On the last day that you work before you start your vacation . Clock out for the day and go on the pc my time self service and select paid time off. The put in the days that you are taking off. That way you get paid if it’s a week before payday .


----------



## Poofresh (Apr 19, 2021)

sounds like an easy thing to do.  thanks for the reminder.


----------



## Hardlinesmaster (Apr 20, 2021)

You will get paid up to your weekly average hours.


----------



## NotCynicalYet (May 8, 2021)

Not quite on topic, but since my average is still only mid-thirties, to get my 40 for the week I work a Sunday and then request 32 hours vacay over the rest of that business week.
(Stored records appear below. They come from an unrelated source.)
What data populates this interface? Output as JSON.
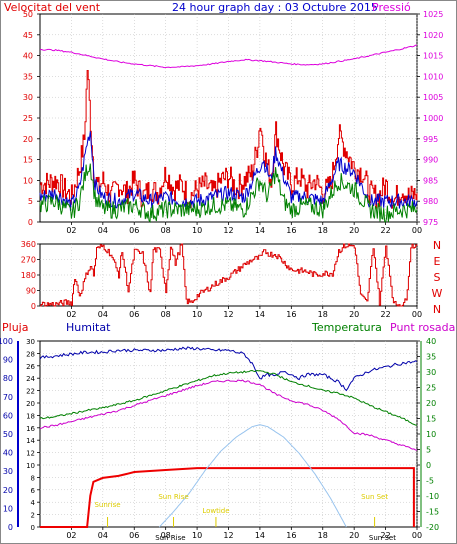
{
  "header": {
    "wind_label": "Velocitat del vent",
    "title": "24 hour graph day : 03 Octubre 2015",
    "pressure_label": "Pressió"
  },
  "mid_labels": {
    "rain": "Pluja",
    "humidity": "Humitat",
    "temperature": "Temperatura",
    "dewpoint": "Punt rosada"
  },
  "colors": {
    "wind_speed": "#e00000",
    "wind_gust_avg": "#0000cc",
    "wind_low": "#008000",
    "pressure": "#dd00dd",
    "direction": "#dd0000",
    "rain": "#ee0000",
    "humidity": "#0000aa",
    "temperature": "#008000",
    "dewpoint": "#cc00cc",
    "solar": "#99c4ee",
    "event": "#ddcc00"
  },
  "chart_data": [
    {
      "type": "line",
      "name": "wind-pressure",
      "x_ticks": [
        "02",
        "04",
        "06",
        "08",
        "10",
        "12",
        "14",
        "16",
        "18",
        "20",
        "22",
        "00"
      ],
      "ylim_left": [
        0,
        50
      ],
      "yticks_left": [
        "0",
        "5",
        "10",
        "15",
        "20",
        "25",
        "30",
        "35",
        "40",
        "45",
        "50"
      ],
      "ylim_right": [
        975,
        1025
      ],
      "yticks_right": [
        "975",
        "980",
        "985",
        "990",
        "995",
        "1000",
        "1005",
        "1010",
        "1015",
        "1020",
        "1025"
      ],
      "series": [
        {
          "key": "wind_speed",
          "x": [
            0,
            1,
            1.5,
            2,
            2.5,
            2.8,
            3.0,
            3.2,
            3.4,
            3.7,
            4,
            4.5,
            5,
            5.5,
            6,
            6.5,
            7,
            7.5,
            8,
            8.5,
            9,
            9.5,
            10,
            10.5,
            11,
            11.5,
            12,
            12.5,
            13,
            13.5,
            13.8,
            14,
            14.3,
            14.7,
            15,
            15.5,
            16,
            16.5,
            17,
            17.5,
            18,
            18.5,
            19,
            19.5,
            20,
            20.5,
            21,
            21.5,
            22,
            22.5,
            23,
            23.5,
            24
          ],
          "values": [
            9,
            10,
            8,
            6,
            13,
            20,
            37,
            24,
            12,
            8,
            10,
            6,
            9,
            7,
            10,
            6,
            8,
            7,
            12,
            8,
            9,
            6,
            8,
            9,
            7,
            10,
            11,
            8,
            10,
            12,
            18,
            24,
            16,
            10,
            22,
            13,
            9,
            11,
            8,
            10,
            7,
            9,
            21,
            17,
            13,
            12,
            7,
            6,
            9,
            5,
            8,
            6,
            7
          ]
        },
        {
          "key": "wind_gust_avg",
          "x": [
            0,
            1,
            2,
            2.5,
            3,
            3.2,
            3.5,
            4,
            5,
            6,
            7,
            8,
            9,
            10,
            11,
            12,
            13,
            13.8,
            14.2,
            14.7,
            15,
            15.5,
            16,
            17,
            18,
            19,
            20,
            21,
            22,
            23,
            24
          ],
          "values": [
            6,
            7,
            4,
            8,
            19,
            22,
            9,
            6,
            5,
            7,
            5,
            6,
            5,
            5,
            6,
            7,
            6,
            12,
            15,
            10,
            17,
            11,
            6,
            6,
            5,
            14,
            12,
            5,
            5,
            5,
            5
          ]
        },
        {
          "key": "wind_low",
          "x": [
            0,
            1,
            2,
            2.5,
            3,
            3.2,
            3.5,
            4,
            5,
            6,
            7,
            8,
            9,
            10,
            11,
            12,
            13,
            14,
            14.5,
            15,
            15.5,
            16,
            17,
            18,
            19,
            20,
            21,
            22,
            23,
            24
          ],
          "values": [
            4,
            5,
            2,
            5,
            13,
            14,
            6,
            3,
            3,
            4,
            2,
            3,
            3,
            3,
            4,
            4,
            3,
            10,
            6,
            12,
            5,
            3,
            4,
            3,
            10,
            8,
            3,
            2,
            3,
            3
          ]
        },
        {
          "key": "pressure",
          "x": [
            0,
            1,
            2,
            3,
            4,
            5,
            6,
            7,
            8,
            9,
            10,
            11,
            12,
            13,
            14,
            15,
            16,
            17,
            18,
            19,
            20,
            21,
            22,
            23,
            24
          ],
          "values": [
            1016.5,
            1016.3,
            1015.8,
            1015.0,
            1014.2,
            1013.5,
            1013.0,
            1012.6,
            1012.2,
            1012.3,
            1012.6,
            1013.0,
            1013.6,
            1014.0,
            1013.8,
            1013.4,
            1013.0,
            1012.8,
            1013.0,
            1013.6,
            1014.2,
            1015.0,
            1015.8,
            1016.6,
            1017.5
          ]
        }
      ]
    },
    {
      "type": "line",
      "name": "wind-direction",
      "x_ticks": [
        "02",
        "04",
        "06",
        "08",
        "10",
        "12",
        "14",
        "16",
        "18",
        "20",
        "22",
        "00"
      ],
      "ylim": [
        0,
        360
      ],
      "yticks": [
        "0",
        "90",
        "180",
        "270",
        "360"
      ],
      "compass_labels": [
        "N",
        "W",
        "S",
        "E",
        "N"
      ],
      "series": [
        {
          "key": "direction",
          "x": [
            0,
            1,
            1.6,
            2.0,
            2.2,
            2.5,
            3,
            3.2,
            3.4,
            3.6,
            4.0,
            4.5,
            5,
            5.2,
            5.6,
            6,
            6.5,
            7,
            7.2,
            7.6,
            8,
            8.3,
            8.6,
            9,
            9.3,
            9.6,
            10,
            11,
            12,
            13,
            13.5,
            14,
            14.3,
            14.6,
            15,
            16,
            17,
            17.5,
            18,
            18.6,
            19,
            19.4,
            20,
            20.4,
            20.8,
            21.2,
            21.6,
            22,
            22.5,
            23,
            23.3,
            23.6,
            24
          ],
          "values": [
            10,
            10,
            20,
            20,
            170,
            60,
            200,
            230,
            180,
            330,
            350,
            300,
            180,
            320,
            90,
            320,
            300,
            70,
            330,
            320,
            90,
            350,
            250,
            360,
            30,
            20,
            60,
            120,
            170,
            240,
            270,
            280,
            320,
            300,
            300,
            210,
            200,
            180,
            190,
            190,
            320,
            350,
            350,
            60,
            20,
            350,
            20,
            350,
            10,
            10,
            30,
            350,
            350
          ]
        }
      ]
    },
    {
      "type": "line",
      "name": "rain-humidity-temperature",
      "x_ticks": [
        "02",
        "04",
        "06",
        "08",
        "10",
        "12",
        "14",
        "16",
        "18",
        "20",
        "22",
        "00"
      ],
      "ylim_rain": [
        0,
        10
      ],
      "yticks_rain": [
        "0",
        "2",
        "4",
        "6",
        "8",
        "10"
      ],
      "ylim_hum": [
        0,
        100
      ],
      "yticks_hum": [
        "0",
        "10",
        "20",
        "30",
        "40",
        "50",
        "60",
        "70",
        "80",
        "90",
        "100"
      ],
      "ylim_left2": [
        0,
        30
      ],
      "yticks_left2": [
        "0",
        "2",
        "4",
        "6",
        "8",
        "10",
        "12",
        "14",
        "16",
        "18",
        "20",
        "22",
        "24",
        "26",
        "28",
        "30"
      ],
      "ylim_temp": [
        -20,
        40
      ],
      "yticks_temp": [
        "-20",
        "-15",
        "-10",
        "-5",
        "0",
        "5",
        "10",
        "15",
        "20",
        "25",
        "30",
        "35",
        "40"
      ],
      "events": [
        "Sunrise",
        "Sun Rise",
        "Lowtide",
        "Sun Set"
      ],
      "event_ticks": [
        "Sun Rise",
        "Sun Set"
      ],
      "series": [
        {
          "key": "rain",
          "x": [
            0,
            3.0,
            3.2,
            3.4,
            4,
            5,
            5.5,
            6,
            8,
            10,
            12,
            14,
            16,
            18,
            20,
            22,
            23,
            23.8,
            23.8
          ],
          "values": [
            0,
            0,
            1.6,
            2.3,
            2.5,
            2.6,
            2.7,
            2.8,
            2.9,
            3.0,
            3.0,
            3.0,
            3.0,
            3.0,
            3.0,
            3.0,
            3.0,
            3.0,
            0
          ]
        },
        {
          "key": "humidity",
          "x": [
            0,
            1,
            2,
            3,
            4,
            5,
            6,
            7,
            8,
            9,
            10,
            11,
            12,
            13,
            13.5,
            14,
            14.5,
            15,
            15.5,
            16,
            16.5,
            17,
            18,
            19,
            19.5,
            20,
            21,
            22,
            23,
            24
          ],
          "values": [
            91,
            92,
            93,
            94,
            94,
            95,
            95,
            95,
            95,
            96,
            96,
            95,
            95,
            93,
            88,
            80,
            82,
            81,
            84,
            82,
            80,
            82,
            82,
            78,
            74,
            80,
            84,
            86,
            88,
            89
          ]
        },
        {
          "key": "temperature",
          "x": [
            0,
            1,
            2,
            3,
            4,
            5,
            6,
            7,
            8,
            9,
            10,
            11,
            12,
            13,
            14,
            15,
            16,
            17,
            18,
            19,
            20,
            21,
            22,
            23,
            24
          ],
          "values": [
            17.5,
            17.8,
            18.3,
            18.8,
            19.2,
            19.8,
            20.4,
            21.2,
            22.0,
            22.8,
            23.6,
            24.4,
            24.8,
            25.0,
            25.2,
            24.6,
            23.4,
            22.8,
            22.0,
            21.6,
            20.8,
            19.6,
            18.6,
            17.6,
            16.4
          ]
        },
        {
          "key": "dewpoint",
          "x": [
            0,
            1,
            2,
            3,
            4,
            5,
            6,
            7,
            8,
            9,
            10,
            11,
            12,
            13,
            14,
            15,
            16,
            17,
            18,
            19,
            20,
            21,
            22,
            23,
            24
          ],
          "values": [
            16.0,
            16.4,
            17.0,
            17.6,
            18.2,
            18.8,
            19.6,
            20.4,
            21.2,
            22.0,
            22.8,
            23.4,
            23.6,
            23.6,
            23.0,
            21.4,
            20.4,
            19.8,
            18.8,
            17.4,
            15.2,
            14.8,
            14.0,
            13.2,
            12.4
          ]
        },
        {
          "key": "solar",
          "x": [
            7.6,
            8.5,
            9.5,
            10.5,
            11.5,
            12.5,
            13.5,
            14.0,
            14.5,
            15.5,
            16.5,
            17.5,
            18.5,
            19.5
          ],
          "values": [
            0,
            15,
            33,
            55,
            74,
            88,
            98,
            100,
            98,
            88,
            72,
            52,
            28,
            0
          ]
        }
      ]
    }
  ]
}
It's absurd to me that we can't use our own paid vacation beyond our average hours.


----------



## Rarejem (May 8, 2021)

NotCynicalYet said:


> Not quite on topic, but since my average is still only mid-thirties, to get my 40 for the week I work a Sunday and then request 32 hours vacay over the rest of that business week. It's absurd to me that we can't use our own paid vacation beyond our average hours.


We used to be able to do that.  I was more than disappointed when it changed. Vacation time is "earned", yet are considered "a gratuity or gift" from Target.  Most gratuities or gifts I get come without strings attached and aren't taken away or have limitations for use.


----------